I am using python and Twitter’s official searchtweets library, currently in the Sandbox 30-Day endpoint.
When collecting results on a search query over a specific date range with ~7,500 anticipated results (estimated using REST API in R), I got an error indicating I exceeded rate limits:
(Note: my dashboard, after this error, indicates I have 220 remaining requests for my monthly period)
retrying request; current status code: 429
retrying request; current status code: 429
retrying request; current status code: 429
HTTP Error code: 429: Exceeded rate limit
Rule payload: {'query': 'crispr', 'maxResults': 100, 'toDate': '201807080000', 'fromDate': '201807010000', 'next': '[removed for brevity on forum]'}
Traceback (most recent call last):
File "twitter-mining.py", line 155, in <module>
main()
File "twitter-mining.py", line 127, in main
result_stream_args=premium_search_args) #these 'args' are authentication/config from load_credentials()
File "C:\Python\Python36-32\lib\site-packages\searchtweets\result_stream.py", line 301, in collect_results
return list(rs.stream())
File "C:\Python\Python36-32\lib\site-packages\searchtweets\result_stream.py", line 216, in stream
self.execute_request()
File "C:\Python\Python36-32\lib\site-packages\searchtweets\result_stream.py", line 253, in execute_request
rule_payload=self.rule_payload)
File "C:\Python\Python36-32\lib\site-packages\searchtweets\result_stream.py", line 101, in retried_func
raise requests.exceptions.HTTPError
requests.exceptions.HTTPError
My understanding from the above is that I made too many requests, too quickly, and exceeded the rate limits — I’ve searched the forums, how can I ‘slow down my code’ when using the searchtweets library? The library doesn’t handle rate limit pacing?
I am collecting results in a for loop, using:
#build search rule, gen_rule_payload() and collect_results() are from Twitter's library
rule = gen_rule_payload(term, from_date=since, to_date=until, results_per_call=results_percall) #results_percall set to 100 to respect Sandbox limit
#collect results, tweets will be a list of tweet JSON objects
tweets = collect_results(rule,
max_results=totalresults, #set arbitrarily high to 900000
result_stream_args=premium_search_args) #these 'args' are authentication/config from load_credentials()
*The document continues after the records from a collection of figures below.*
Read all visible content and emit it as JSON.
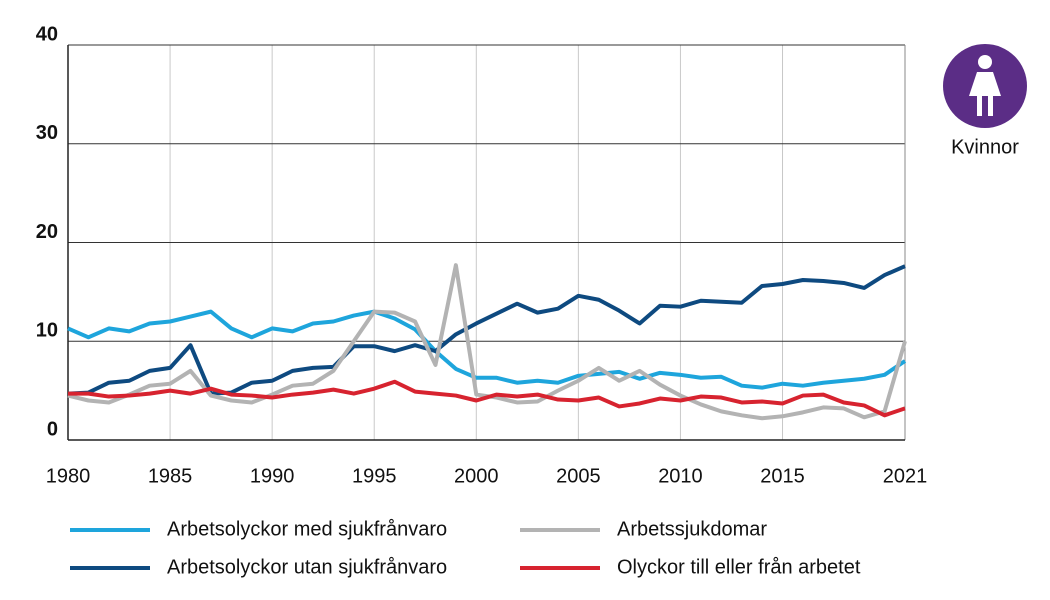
{
  "chart_data": {
    "type": "line",
    "badge_label": "Kvinnor",
    "x": [
      1980,
      1981,
      1982,
      1983,
      1984,
      1985,
      1986,
      1987,
      1988,
      1989,
      1990,
      1991,
      1992,
      1993,
      1994,
      1995,
      1996,
      1997,
      1998,
      1999,
      2000,
      2001,
      2002,
      2003,
      2004,
      2005,
      2006,
      2007,
      2008,
      2009,
      2010,
      2011,
      2012,
      2013,
      2014,
      2015,
      2016,
      2017,
      2018,
      2019,
      2020,
      2021
    ],
    "series": [
      {
        "name": "Arbetsolyckor med sjukfrånvaro",
        "color": "#1ea5dc",
        "values": [
          11.3,
          10.4,
          11.3,
          11.0,
          11.8,
          12.0,
          12.5,
          13.0,
          11.3,
          10.4,
          11.3,
          11.0,
          11.8,
          12.0,
          12.6,
          13.0,
          12.3,
          11.2,
          9.0,
          7.2,
          6.3,
          6.3,
          5.8,
          6.0,
          5.8,
          6.5,
          6.7,
          6.9,
          6.2,
          6.8,
          6.6,
          6.3,
          6.4,
          5.5,
          5.3,
          5.7,
          5.5,
          5.8,
          6.0,
          6.2,
          6.6,
          8.0
        ]
      },
      {
        "name": "Arbetsolyckor utan sjukfrånvaro",
        "color": "#0e4a80",
        "values": [
          4.7,
          4.8,
          5.8,
          6.0,
          7.0,
          7.3,
          9.6,
          4.7,
          4.8,
          5.8,
          6.0,
          7.0,
          7.3,
          7.4,
          9.5,
          9.5,
          9.0,
          9.6,
          9.0,
          10.7,
          11.8,
          12.8,
          13.8,
          12.9,
          13.3,
          14.6,
          14.2,
          13.1,
          11.8,
          13.6,
          13.5,
          14.1,
          14.0,
          13.9,
          15.6,
          15.8,
          16.2,
          16.1,
          15.9,
          15.4,
          16.7,
          17.6
        ]
      },
      {
        "name": "Arbetssjukdomar",
        "color": "#b3b3b3",
        "values": [
          4.5,
          4.0,
          3.8,
          4.6,
          5.5,
          5.7,
          7.0,
          4.5,
          4.0,
          3.8,
          4.6,
          5.5,
          5.7,
          7.0,
          10.0,
          13.0,
          12.9,
          12.0,
          7.6,
          17.7,
          4.6,
          4.3,
          3.8,
          3.9,
          5.0,
          6.0,
          7.3,
          6.0,
          7.0,
          5.6,
          4.5,
          3.6,
          2.9,
          2.5,
          2.2,
          2.4,
          2.8,
          3.3,
          3.2,
          2.3,
          2.9,
          10.0
        ]
      },
      {
        "name": "Olyckor till eller från arbetet",
        "color": "#d7232f",
        "values": [
          4.7,
          4.7,
          4.4,
          4.5,
          4.7,
          5.0,
          4.7,
          5.2,
          4.6,
          4.5,
          4.3,
          4.6,
          4.8,
          5.1,
          4.7,
          5.2,
          5.9,
          4.9,
          4.7,
          4.5,
          4.0,
          4.6,
          4.4,
          4.6,
          4.1,
          4.0,
          4.3,
          3.4,
          3.7,
          4.2,
          4.0,
          4.4,
          4.3,
          3.8,
          3.9,
          3.7,
          4.5,
          4.6,
          3.8,
          3.5,
          2.5,
          3.2
        ]
      }
    ],
    "xlim": [
      1980,
      2021
    ],
    "xticks": [
      1980,
      1985,
      1990,
      1995,
      2000,
      2005,
      2010,
      2015,
      2021
    ],
    "ylim": [
      0,
      40
    ],
    "yticks": [
      0,
      10,
      20,
      30,
      40
    ],
    "grid": true
  }
}
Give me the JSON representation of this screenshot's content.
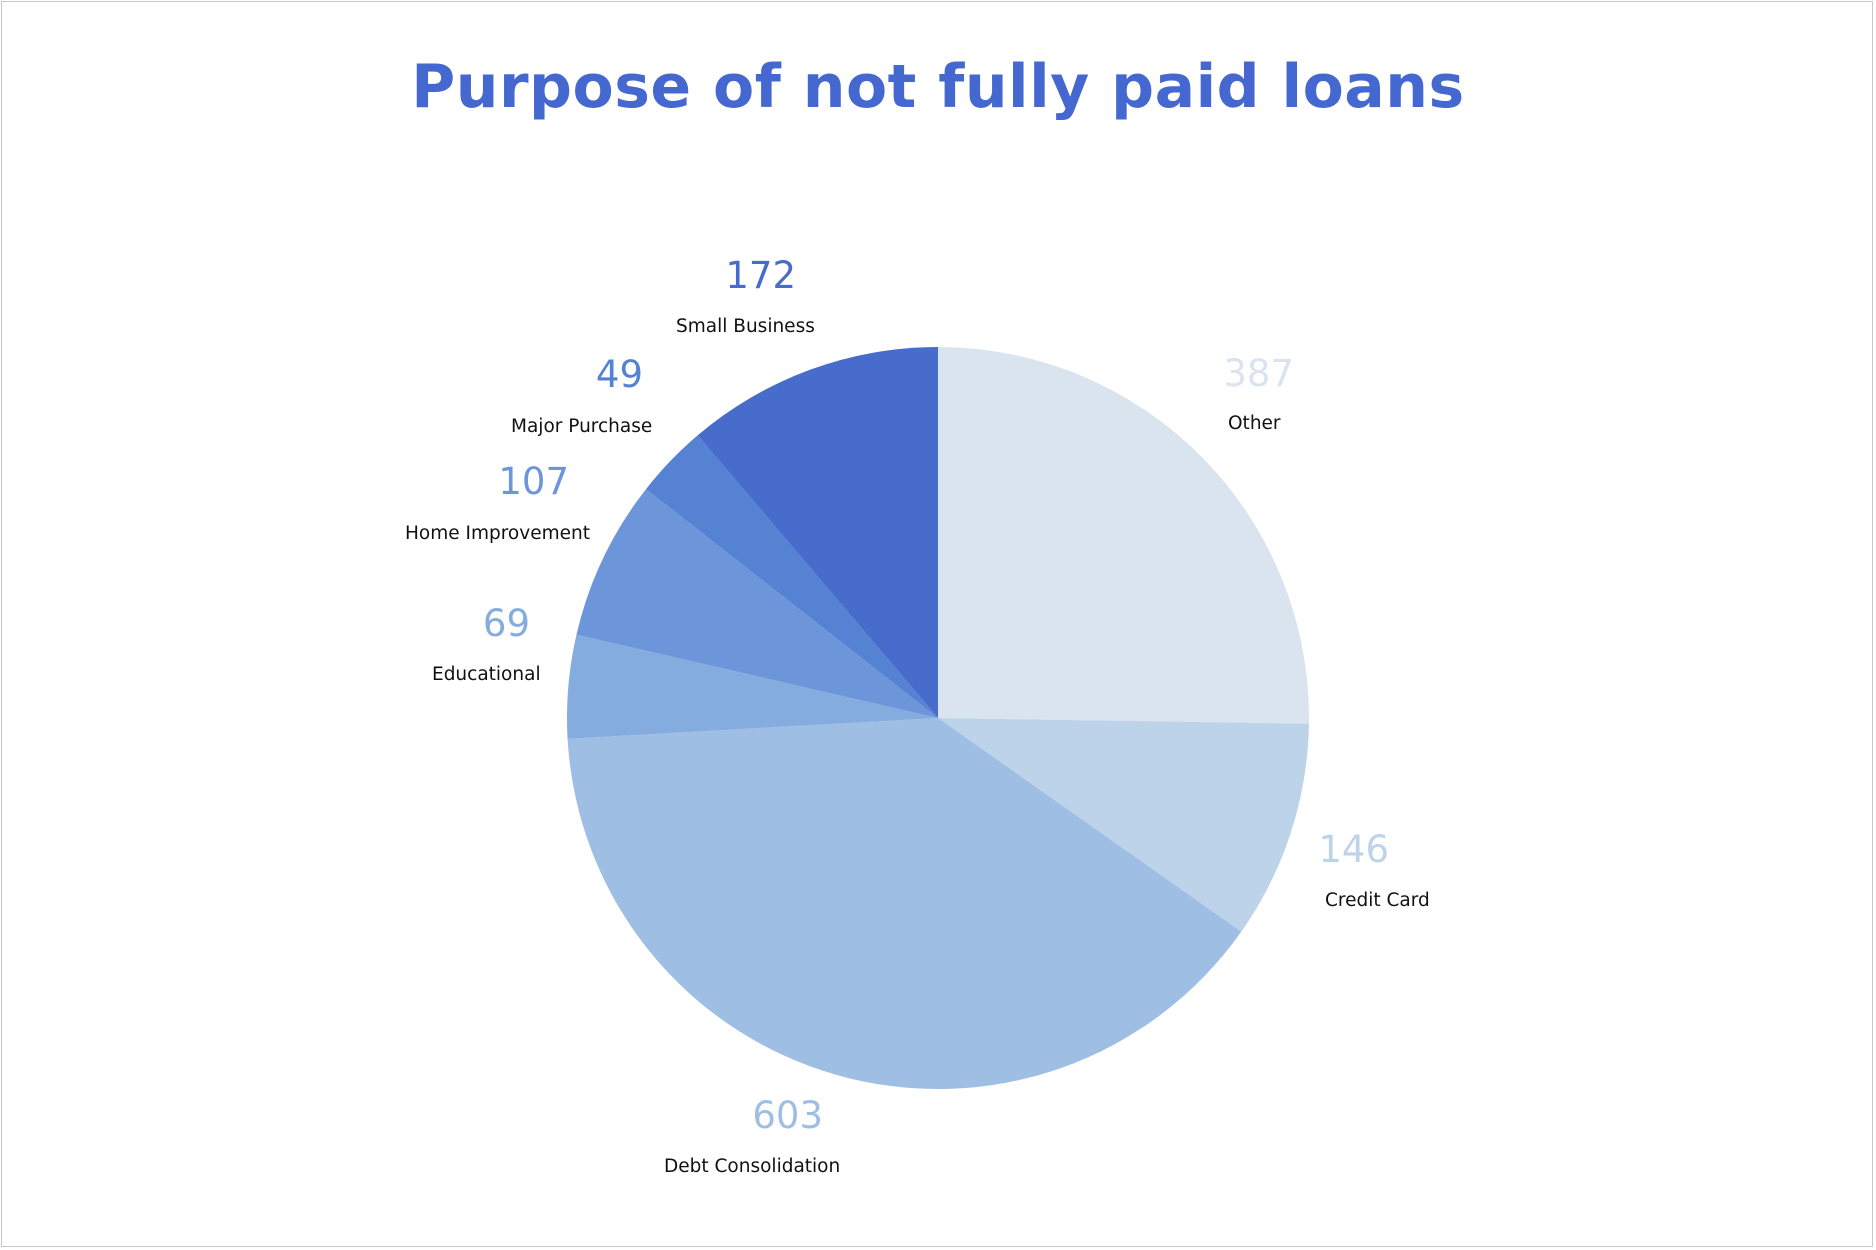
{
  "chart_data": {
    "type": "pie",
    "title": "Purpose of not fully paid loans",
    "categories": [
      "Other",
      "Credit Card",
      "Debt Consolidation",
      "Educational",
      "Home Improvement",
      "Major Purchase",
      "Small Business"
    ],
    "values": [
      387,
      146,
      603,
      69,
      107,
      49,
      172
    ],
    "colors": [
      "#d9e4ee",
      "#bcd3e9",
      "#9ebee3",
      "#85acdf",
      "#6d95d9",
      "#5682d3",
      "#486ccb"
    ],
    "title_color": "#4468cf",
    "label_text_color": "#111111",
    "start_angle_deg": 0,
    "direction": "clockwise"
  }
}
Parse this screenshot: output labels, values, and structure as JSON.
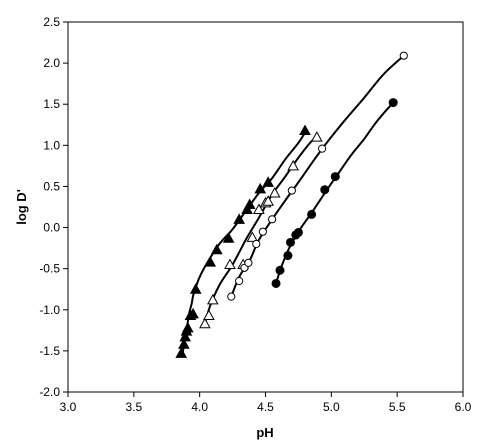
{
  "chart_data": {
    "type": "scatter",
    "title": "",
    "xlabel": "pH",
    "ylabel": "log D'",
    "xlim": [
      3.0,
      6.0
    ],
    "ylim": [
      -2.0,
      2.5
    ],
    "x_ticks": [
      "3.0",
      "3.5",
      "4.0",
      "4.5",
      "5.0",
      "5.5",
      "6.0"
    ],
    "y_ticks": [
      "-2.0",
      "-1.5",
      "-1.0",
      "-0.5",
      "0.0",
      "0.5",
      "1.0",
      "1.5",
      "2.0",
      "2.5"
    ],
    "grid": false,
    "legend": "none",
    "series": [
      {
        "marker": "filled-triangle",
        "x": [
          3.86,
          3.88,
          3.89,
          3.9,
          3.91,
          3.93,
          3.95,
          3.97,
          4.08,
          4.13,
          4.22,
          4.3,
          4.36,
          4.38,
          4.46,
          4.52,
          4.8
        ],
        "y": [
          -1.53,
          -1.42,
          -1.33,
          -1.26,
          -1.22,
          -1.07,
          -1.05,
          -0.75,
          -0.42,
          -0.27,
          -0.13,
          0.1,
          0.22,
          0.28,
          0.47,
          0.55,
          1.18
        ],
        "curve_x": [
          3.87,
          3.9,
          3.92,
          3.94,
          3.95,
          3.97,
          4.0,
          4.06,
          4.15,
          4.25,
          4.35,
          4.45,
          4.55,
          4.65,
          4.75,
          4.81
        ],
        "curve_y": [
          -1.53,
          -1.25,
          -1.05,
          -0.92,
          -0.83,
          -0.73,
          -0.6,
          -0.42,
          -0.2,
          -0.02,
          0.2,
          0.42,
          0.6,
          0.83,
          1.03,
          1.18
        ]
      },
      {
        "marker": "open-triangle",
        "x": [
          4.04,
          4.07,
          4.1,
          4.23,
          4.33,
          4.4,
          4.45,
          4.5,
          4.52,
          4.57,
          4.71,
          4.89
        ],
        "y": [
          -1.17,
          -1.07,
          -0.88,
          -0.45,
          -0.45,
          -0.12,
          0.22,
          0.3,
          0.32,
          0.42,
          0.75,
          1.1
        ],
        "curve_x": [
          4.04,
          4.08,
          4.15,
          4.25,
          4.35,
          4.45,
          4.55,
          4.65,
          4.75,
          4.85,
          4.9
        ],
        "curve_y": [
          -1.17,
          -0.95,
          -0.7,
          -0.45,
          -0.15,
          0.12,
          0.4,
          0.62,
          0.85,
          1.05,
          1.1
        ]
      },
      {
        "marker": "open-circle",
        "x": [
          4.24,
          4.3,
          4.34,
          4.37,
          4.43,
          4.48,
          4.55,
          4.7,
          4.93,
          5.55
        ],
        "y": [
          -0.84,
          -0.65,
          -0.49,
          -0.43,
          -0.2,
          -0.05,
          0.1,
          0.45,
          0.96,
          2.09
        ],
        "curve_x": [
          4.24,
          4.3,
          4.38,
          4.45,
          4.55,
          4.65,
          4.75,
          4.85,
          4.95,
          5.1,
          5.25,
          5.4,
          5.55
        ],
        "curve_y": [
          -0.84,
          -0.6,
          -0.4,
          -0.15,
          0.1,
          0.33,
          0.55,
          0.78,
          1.0,
          1.3,
          1.58,
          1.87,
          2.09
        ]
      },
      {
        "marker": "filled-circle",
        "x": [
          4.58,
          4.61,
          4.67,
          4.69,
          4.73,
          4.75,
          4.85,
          4.95,
          5.03,
          5.47
        ],
        "y": [
          -0.68,
          -0.52,
          -0.34,
          -0.18,
          -0.09,
          -0.06,
          0.16,
          0.46,
          0.62,
          1.52
        ],
        "curve_x": [
          4.58,
          4.62,
          4.68,
          4.75,
          4.85,
          4.95,
          5.05,
          5.15,
          5.25,
          5.35,
          5.47
        ],
        "curve_y": [
          -0.68,
          -0.48,
          -0.25,
          -0.05,
          0.18,
          0.42,
          0.65,
          0.88,
          1.08,
          1.3,
          1.52
        ]
      }
    ]
  }
}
I’m a newbie in programming/python/APIs , and I understand I can slow down the iterations of my for loop, but it appears I exceeded the rate limits with a single call to collect_results().
Help is much appreciated! I need to figure out how to query the API responsibly (rate limits), and to save my data (e.g. whatever data was collected before the 429 error was of course not saved by the subsequent steps in my for loop , similar to this post) before I can upgrade to full Premium access and begin collecting data for our research.
Thanks!